A Fife MP who was suspended from the SNP amid anti-Semitism claims during the last election campaign has been readmitted to the party.
Neale Hanvey hit the headlines back in November when he was stripped of his SNP candidacy for the Kirkcaldy and Cowdenbeath constituency just weeks before the general election, in which he had been widely expected to unseat Labour shadow Scottish secretary Lesley Laird.
Mr Hanvey was suspended from the party pending disciplinary action after allegedly anti-Semitic social media posts came to light.
However, the former Fife councillor still triumphed over Mrs Laird standing as an independent in one of the country’s most marginal seats.
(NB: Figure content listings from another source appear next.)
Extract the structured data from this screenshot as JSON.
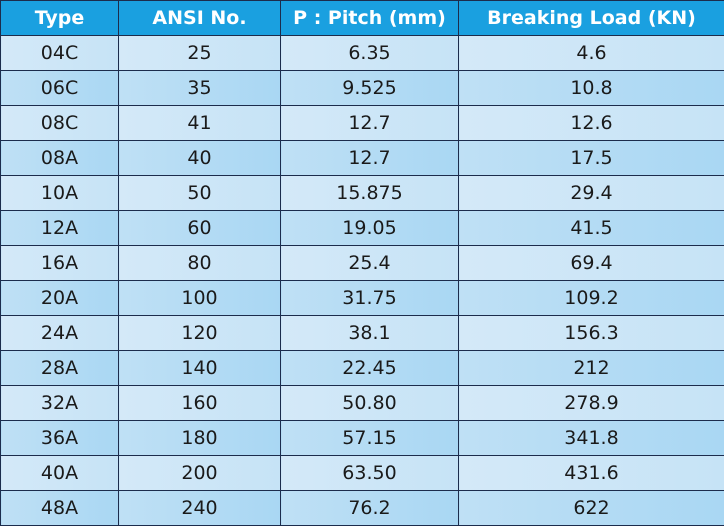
{
  "table": {
    "header": [
      "Type",
      "ANSI No.",
      "P : Pitch (mm)",
      "Breaking Load (KN)"
    ],
    "rows": [
      [
        "04C",
        "25",
        "6.35",
        "4.6"
      ],
      [
        "06C",
        "35",
        "9.525",
        "10.8"
      ],
      [
        "08C",
        "41",
        "12.7",
        "12.6"
      ],
      [
        "08A",
        "40",
        "12.7",
        "17.5"
      ],
      [
        "10A",
        "50",
        "15.875",
        "29.4"
      ],
      [
        "12A",
        "60",
        "19.05",
        "41.5"
      ],
      [
        "16A",
        "80",
        "25.4",
        "69.4"
      ],
      [
        "20A",
        "100",
        "31.75",
        "109.2"
      ],
      [
        "24A",
        "120",
        "38.1",
        "156.3"
      ],
      [
        "28A",
        "140",
        "22.45",
        "212"
      ],
      [
        "32A",
        "160",
        "50.80",
        "278.9"
      ],
      [
        "36A",
        "180",
        "57.15",
        "341.8"
      ],
      [
        "40A",
        "200",
        "63.50",
        "431.6"
      ],
      [
        "48A",
        "240",
        "76.2",
        "622"
      ]
    ]
  }
}
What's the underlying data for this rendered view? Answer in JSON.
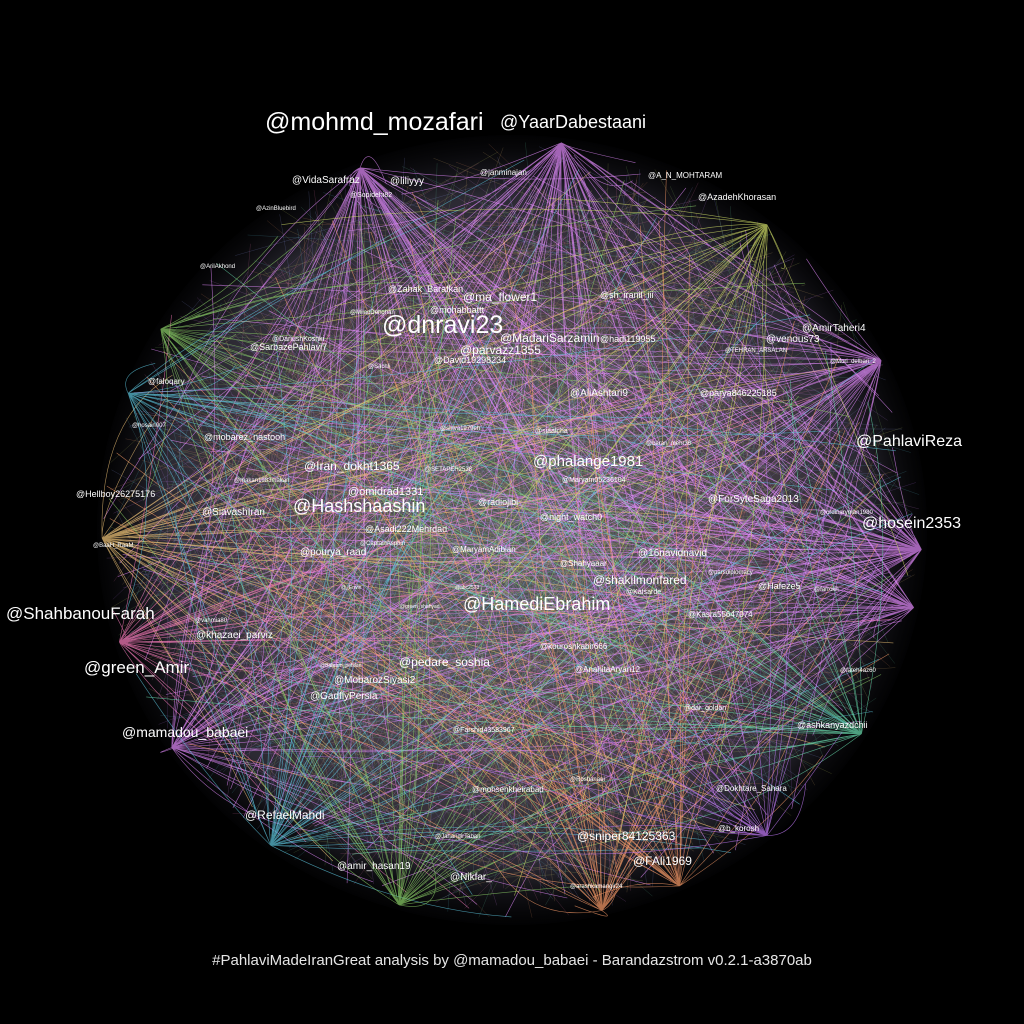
{
  "caption": "#PahlaviMadeIranGreat analysis by @mamadou_babaei - Barandazstrom v0.2.1-a3870ab",
  "colors": {
    "background": "#000000",
    "label": "#ffffff",
    "edge_palette": [
      "#e58bff",
      "#c77dff",
      "#8fd36a",
      "#5ec8e0",
      "#ff9f6b",
      "#f7c97a",
      "#ff7fbf",
      "#6be0b0",
      "#9aa8ff",
      "#d6e36a"
    ]
  },
  "labels": [
    {
      "text": "@mohmd_mozafari",
      "tier": 5
    },
    {
      "text": "@YaarDabestaani",
      "tier": 4
    },
    {
      "text": "@dnravi23",
      "tier": 5
    },
    {
      "text": "@ShahbanouFarah",
      "tier": 4
    },
    {
      "text": "@green_Amir",
      "tier": 4
    },
    {
      "text": "@PahlaviReza",
      "tier": 4
    },
    {
      "text": "@hosein2353",
      "tier": 4
    },
    {
      "text": "@HamediEbrahim",
      "tier": 4
    },
    {
      "text": "@Hashshaashin",
      "tier": 4
    },
    {
      "text": "@phalange1981",
      "tier": 3
    },
    {
      "text": "@mamadou_babaei",
      "tier": 3
    },
    {
      "text": "@ma_flower1",
      "tier": 2
    },
    {
      "text": "@parvazz1355",
      "tier": 2
    },
    {
      "text": "@MadariSarzamin",
      "tier": 2
    },
    {
      "text": "@Iran_dokht1365",
      "tier": 2
    },
    {
      "text": "@omidrad1331",
      "tier": 2
    },
    {
      "text": "@shakilmonfared",
      "tier": 2
    },
    {
      "text": "@sniper84125363",
      "tier": 2
    },
    {
      "text": "@pedare_soshia",
      "tier": 2
    },
    {
      "text": "@RefaelMahdi",
      "tier": 2
    },
    {
      "text": "@FAli1969",
      "tier": 2
    },
    {
      "text": "@VidaSarafraz",
      "tier": 1
    },
    {
      "text": "@liliyyy",
      "tier": 1
    },
    {
      "text": "@AmirTaheri4",
      "tier": 1
    },
    {
      "text": "@venous73",
      "tier": 1
    },
    {
      "text": "@AzadehKhorasan",
      "tier": 1
    },
    {
      "text": "@ForSyteSaga2013",
      "tier": 1
    },
    {
      "text": "@16navidnavid",
      "tier": 1
    },
    {
      "text": "@Hafeze5",
      "tier": 1
    },
    {
      "text": "@ashkanyazdchii",
      "tier": 1
    },
    {
      "text": "@SiavashIran",
      "tier": 1
    },
    {
      "text": "@pourya_raad",
      "tier": 1
    },
    {
      "text": "@khazaei_parviz",
      "tier": 1
    },
    {
      "text": "@MobarozSiyasi2",
      "tier": 1
    },
    {
      "text": "@GadflyPersia",
      "tier": 1
    },
    {
      "text": "@amir_hasan19",
      "tier": 1
    },
    {
      "text": "@Nikfar_",
      "tier": 1
    },
    {
      "text": "@AliAshtari9",
      "tier": 1
    },
    {
      "text": "@David19298234",
      "tier": 1
    },
    {
      "text": "@SarbazePahlavi7",
      "tier": 1
    },
    {
      "text": "@Zahak_Barafkan",
      "tier": 1
    },
    {
      "text": "@sh_iranil_iii",
      "tier": 1
    },
    {
      "text": "@radiojibi",
      "tier": 1
    },
    {
      "text": "@night_watch0",
      "tier": 1
    },
    {
      "text": "@Asadi222Mehrdad",
      "tier": 1
    },
    {
      "text": "@mobarez_nastooh",
      "tier": 1
    },
    {
      "text": "@parya846225185",
      "tier": 1
    },
    {
      "text": "@hadi119955",
      "tier": 1
    },
    {
      "text": "@mohabbattt",
      "tier": 1
    },
    {
      "text": "@Hellboy26275176",
      "tier": 1
    },
    {
      "text": "@faloqary",
      "tier": 1
    },
    {
      "text": "@janminajan",
      "tier": 1
    },
    {
      "text": "@A_N_MOHTARAM",
      "tier": 1
    },
    {
      "text": "@Shahyaaar",
      "tier": 1
    },
    {
      "text": "@MaryamAdibian",
      "tier": 1
    },
    {
      "text": "@kouroshkabir666",
      "tier": 1
    },
    {
      "text": "@AnahitaAryan12",
      "tier": 1
    },
    {
      "text": "@Farshid43583967",
      "tier": 1
    },
    {
      "text": "@mohsenkheirabad",
      "tier": 1
    },
    {
      "text": "@Dokhtare_Sahara",
      "tier": 1
    },
    {
      "text": "@b_korosh",
      "tier": 1
    },
    {
      "text": "@Kasra55647074",
      "tier": 1
    },
    {
      "text": "@dar_goldan",
      "tier": 1
    },
    {
      "text": "@Kafsarde",
      "tier": 1
    },
    {
      "text": "@Sopidehi82",
      "tier": 1
    },
    {
      "text": "@AzinBluebird",
      "tier": 1
    },
    {
      "text": "@ArilAkhond",
      "tier": 1
    },
    {
      "text": "@DariushKoshki",
      "tier": 1
    },
    {
      "text": "@MiladDehghan",
      "tier": 1
    },
    {
      "text": "@Sachli",
      "tier": 1
    },
    {
      "text": "@siaalcha",
      "tier": 1
    },
    {
      "text": "@TEHRAN_ARSALAN",
      "tier": 1
    },
    {
      "text": "@Mori_delbari_2",
      "tier": 1
    },
    {
      "text": "@ordinaryman1980",
      "tier": 1
    },
    {
      "text": "@shiva1979eh",
      "tier": 1
    },
    {
      "text": "@SETAPEH2538",
      "tier": 1
    },
    {
      "text": "@baran_mehr36",
      "tier": 1
    },
    {
      "text": "@Maryam05236104",
      "tier": 1
    },
    {
      "text": "@makan1983makan",
      "tier": 1
    },
    {
      "text": "@CaptainAsphin",
      "tier": 1
    },
    {
      "text": "@fateh4az60",
      "tier": 1
    },
    {
      "text": "@JahangirTaban",
      "tier": 1
    },
    {
      "text": "@arashkamangir24",
      "tier": 1
    },
    {
      "text": "@vahmia80",
      "tier": 1
    },
    {
      "text": "@BaaH_RaaM",
      "tier": 1
    },
    {
      "text": "@hosain007",
      "tier": 1
    },
    {
      "text": "@parsdiplomacy",
      "tier": 1
    },
    {
      "text": "@farrokh",
      "tier": 1
    },
    {
      "text": "@Babram_pefslan",
      "tier": 1
    },
    {
      "text": "@green_shahyad",
      "tier": 1
    },
    {
      "text": "@abc2573",
      "tier": 1
    },
    {
      "text": "@_Erwin",
      "tier": 1
    },
    {
      "text": "@Roshanaei",
      "tier": 1
    }
  ]
}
Six months on, Mr Hanvey has now rejoined the SNP group at Westminster after meeting conditions laid out by the party’s member conduct committee.
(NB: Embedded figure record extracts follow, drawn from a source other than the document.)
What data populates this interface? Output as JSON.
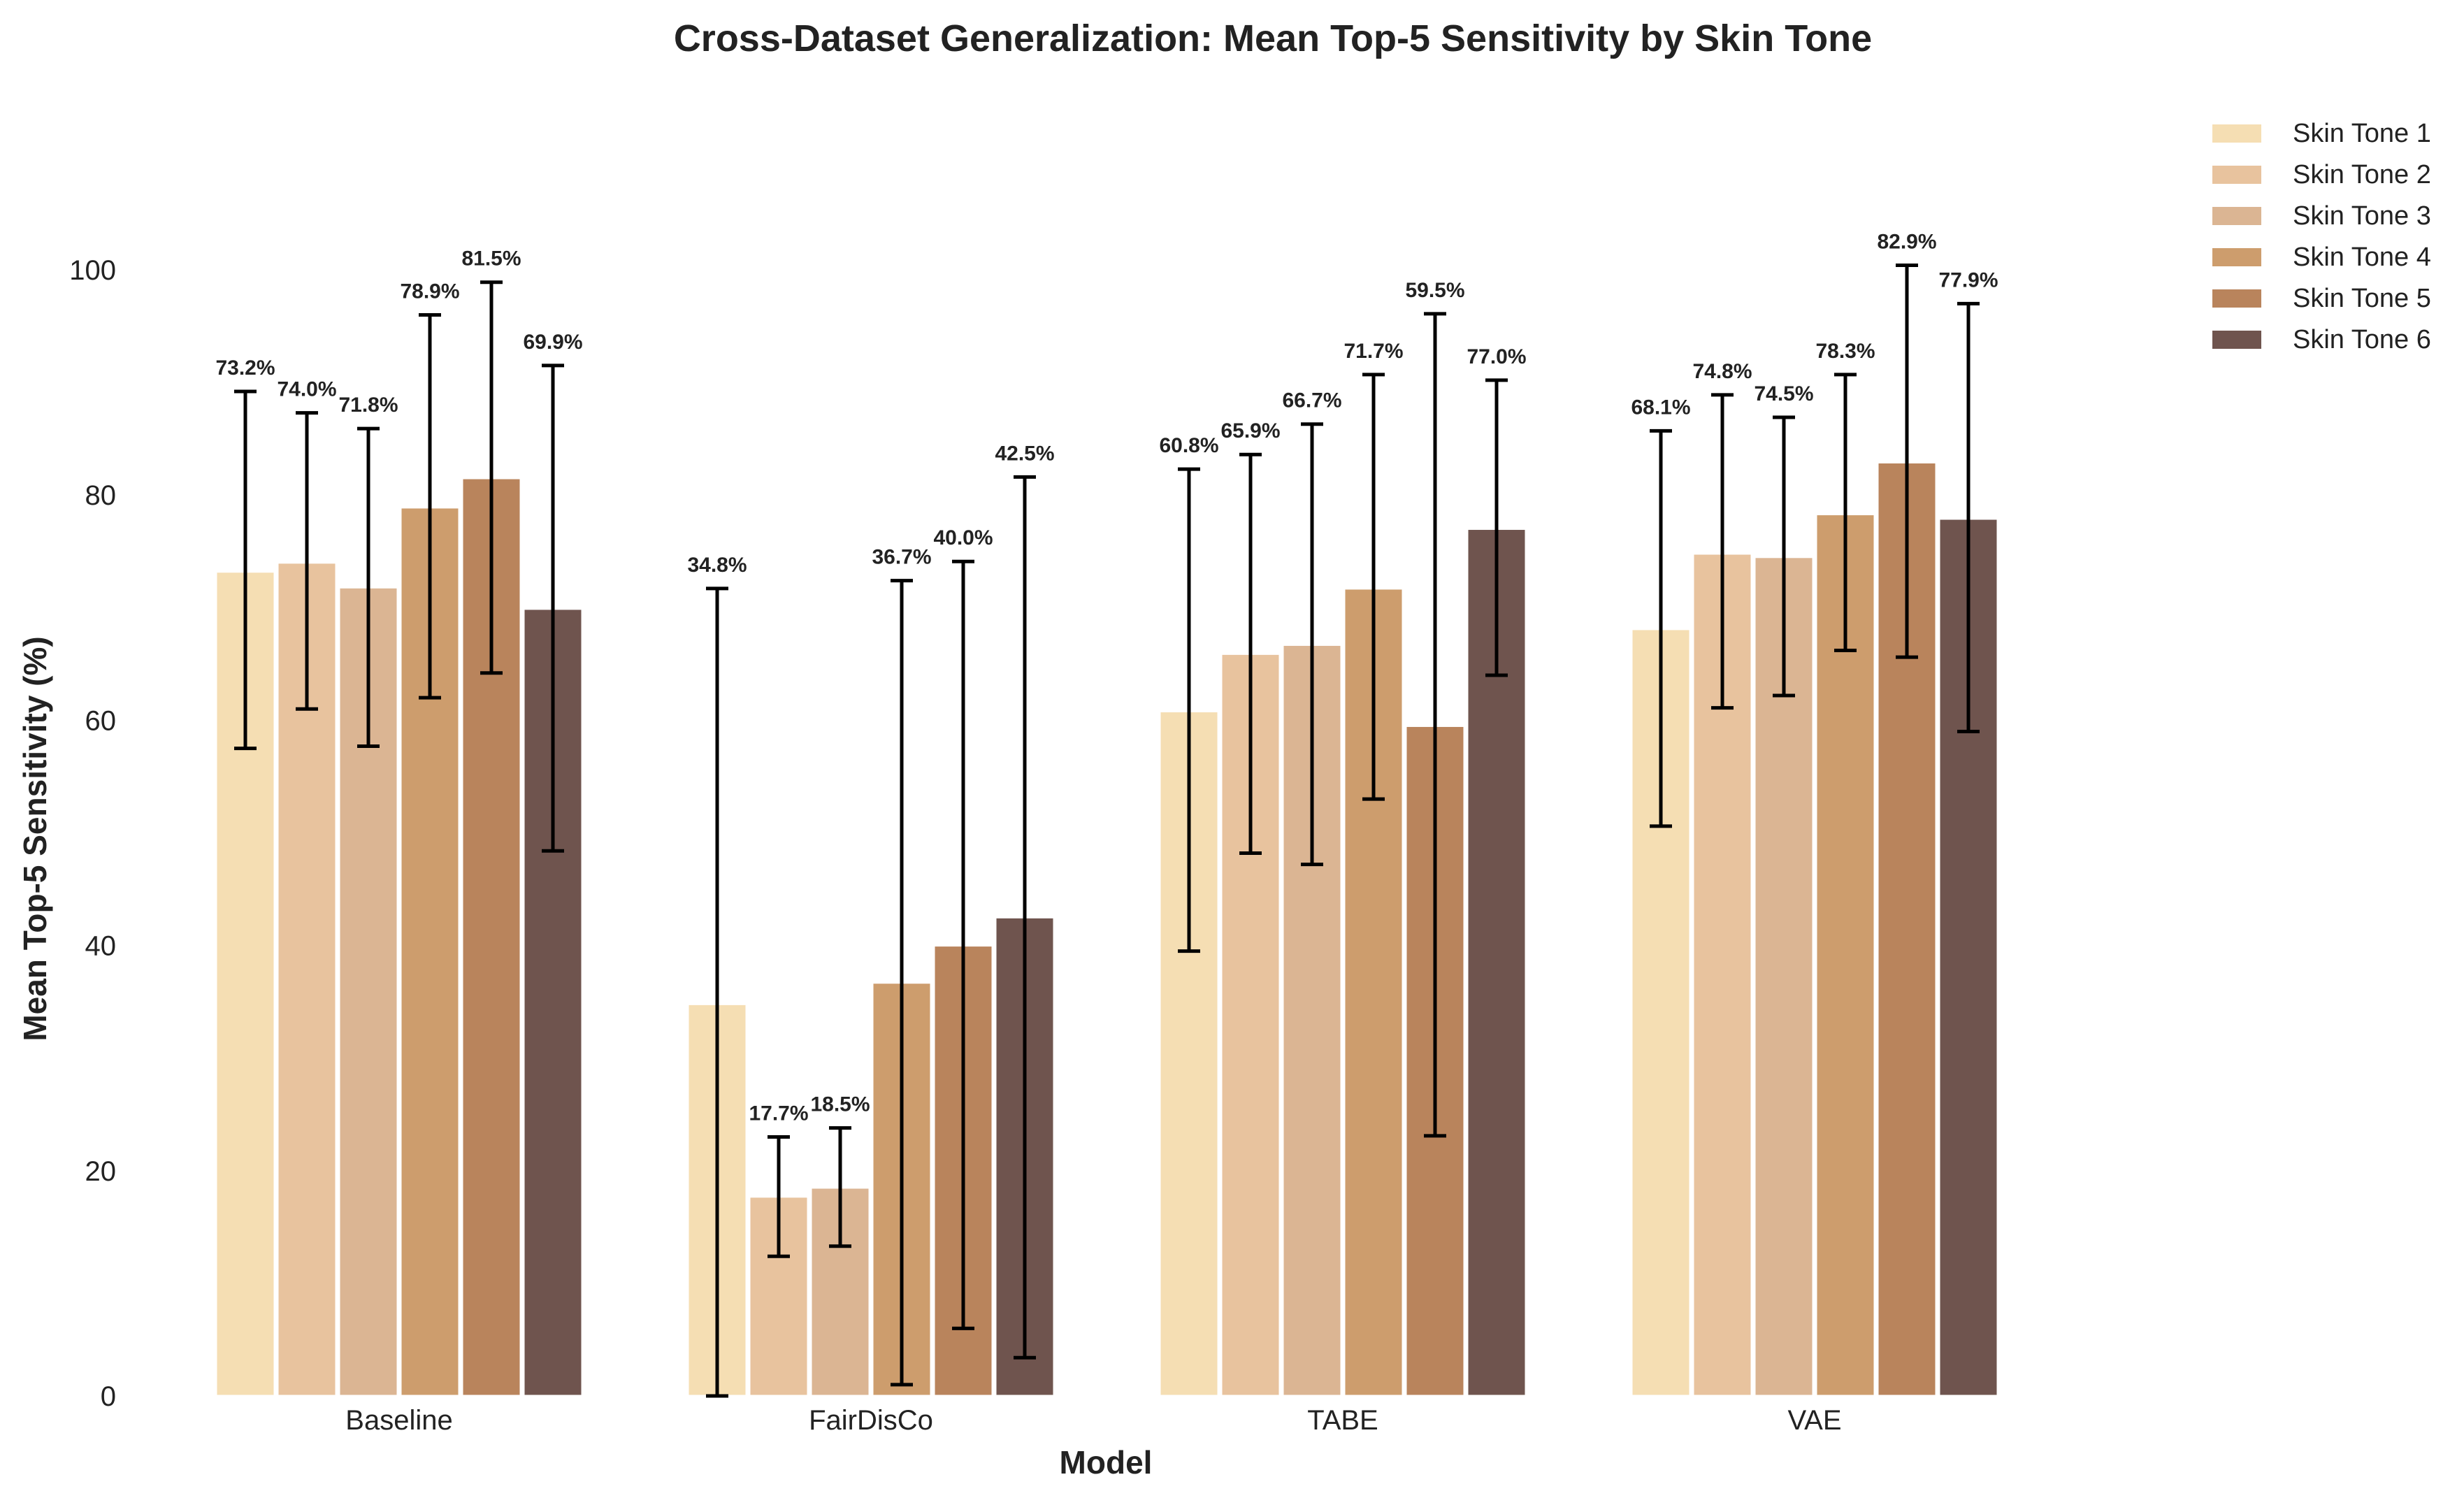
{
  "chart_data": {
    "type": "bar",
    "title": "Cross-Dataset Generalization: Mean Top-5 Sensitivity by Skin Tone",
    "xlabel": "Model",
    "ylabel": "Mean Top-5 Sensitivity (%)",
    "ylim": [
      0,
      100
    ],
    "yticks": [
      0,
      20,
      40,
      60,
      80,
      100
    ],
    "grid": false,
    "legend_position": "top-right, outside plot",
    "categories": [
      "Baseline",
      "FairDisCo",
      "TABE",
      "VAE"
    ],
    "series": [
      {
        "name": "Skin Tone 1",
        "color": "#F5DEB3",
        "values": [
          73.2,
          34.8,
          60.8,
          68.1
        ],
        "labels": [
          "73.2%",
          "34.8%",
          "60.8%",
          "68.1%"
        ],
        "err_low": [
          57.5,
          0.0,
          39.5,
          50.6
        ],
        "err_high": [
          89.2,
          71.7,
          82.3,
          85.7
        ]
      },
      {
        "name": "Skin Tone 2",
        "color": "#E8C39E",
        "values": [
          74.0,
          17.7,
          65.9,
          74.8
        ],
        "labels": [
          "74.0%",
          "17.7%",
          "65.9%",
          "74.8%"
        ],
        "err_low": [
          61.0,
          12.4,
          48.2,
          61.1
        ],
        "err_high": [
          87.3,
          23.0,
          83.6,
          88.9
        ]
      },
      {
        "name": "Skin Tone 3",
        "color": "#DBB593",
        "values": [
          71.8,
          18.5,
          66.7,
          74.5
        ],
        "labels": [
          "71.8%",
          "18.5%",
          "66.7%",
          "74.5%"
        ],
        "err_low": [
          57.7,
          13.3,
          47.2,
          62.2
        ],
        "err_high": [
          85.9,
          23.8,
          86.3,
          86.9
        ]
      },
      {
        "name": "Skin Tone 4",
        "color": "#CD9D6D",
        "values": [
          78.9,
          36.7,
          71.7,
          78.3
        ],
        "labels": [
          "78.9%",
          "36.7%",
          "71.7%",
          "78.3%"
        ],
        "err_low": [
          62.0,
          1.0,
          53.0,
          66.2
        ],
        "err_high": [
          96.0,
          72.4,
          90.7,
          90.7
        ]
      },
      {
        "name": "Skin Tone 5",
        "color": "#B9845C",
        "values": [
          81.5,
          40.0,
          59.5,
          82.9
        ],
        "labels": [
          "81.5%",
          "40.0%",
          "59.5%",
          "82.9%"
        ],
        "err_low": [
          64.2,
          6.0,
          23.1,
          65.6
        ],
        "err_high": [
          98.9,
          74.1,
          96.1,
          100.4
        ]
      },
      {
        "name": "Skin Tone 6",
        "color": "#6F544E",
        "values": [
          69.9,
          42.5,
          77.0,
          77.9
        ],
        "labels": [
          "69.9%",
          "42.5%",
          "77.0%",
          "77.9%"
        ],
        "err_low": [
          48.4,
          3.4,
          64.0,
          59.0
        ],
        "err_high": [
          91.5,
          81.6,
          90.2,
          97.0
        ]
      }
    ]
  }
}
Those included Mr Hanvey completing an education course at a Holocaust centre, meeting with Scotland’s Jewish community, and apologising.
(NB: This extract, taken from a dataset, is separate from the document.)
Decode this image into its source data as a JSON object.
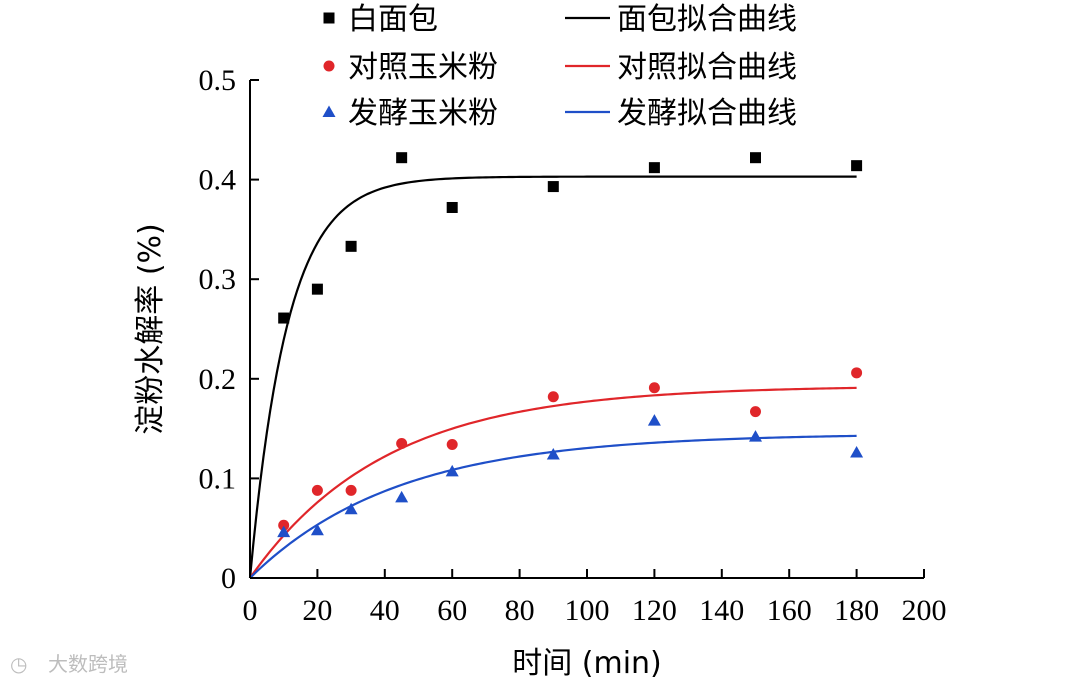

“The past six months has been a journey for me, and I am delighted to announce that I have been welcomed back into the SNP and the SNP parliamentary group this week,” Mr Hanvey said in a statement.
“I would like to express my sincere gratitude to everyone who has supported me through this challenging time, and to the Antisemitism Policy Trust for their engagement and guidance over the past few months.
“I look forward to being part of the strong SNP representation in Parliament as I continue my work as an MP standing up for my constituents and Scotland.”
Mr Hanvey was suspended during the campaign after it emerged he had shared a post on Facebook in 2016 which included an image of billionaire George Soros as a puppet master controlling world leaders and made another post which drew parallels between the treatment of Palestinians and the “unconscionable treatment” of Jews in World War Two.
Mr Hanvey issued an “unequivocal” apology, saying he wanted to “seek to make amends for these dreadful errors of judgement with the Jewish community”, but he was suspended by the SNP.
It was too late for him to be replaced on the ballot paper for December’s election, and he took the seat from Mrs Laird, winning 16,568 votes to his Labour opponent’s 15,325.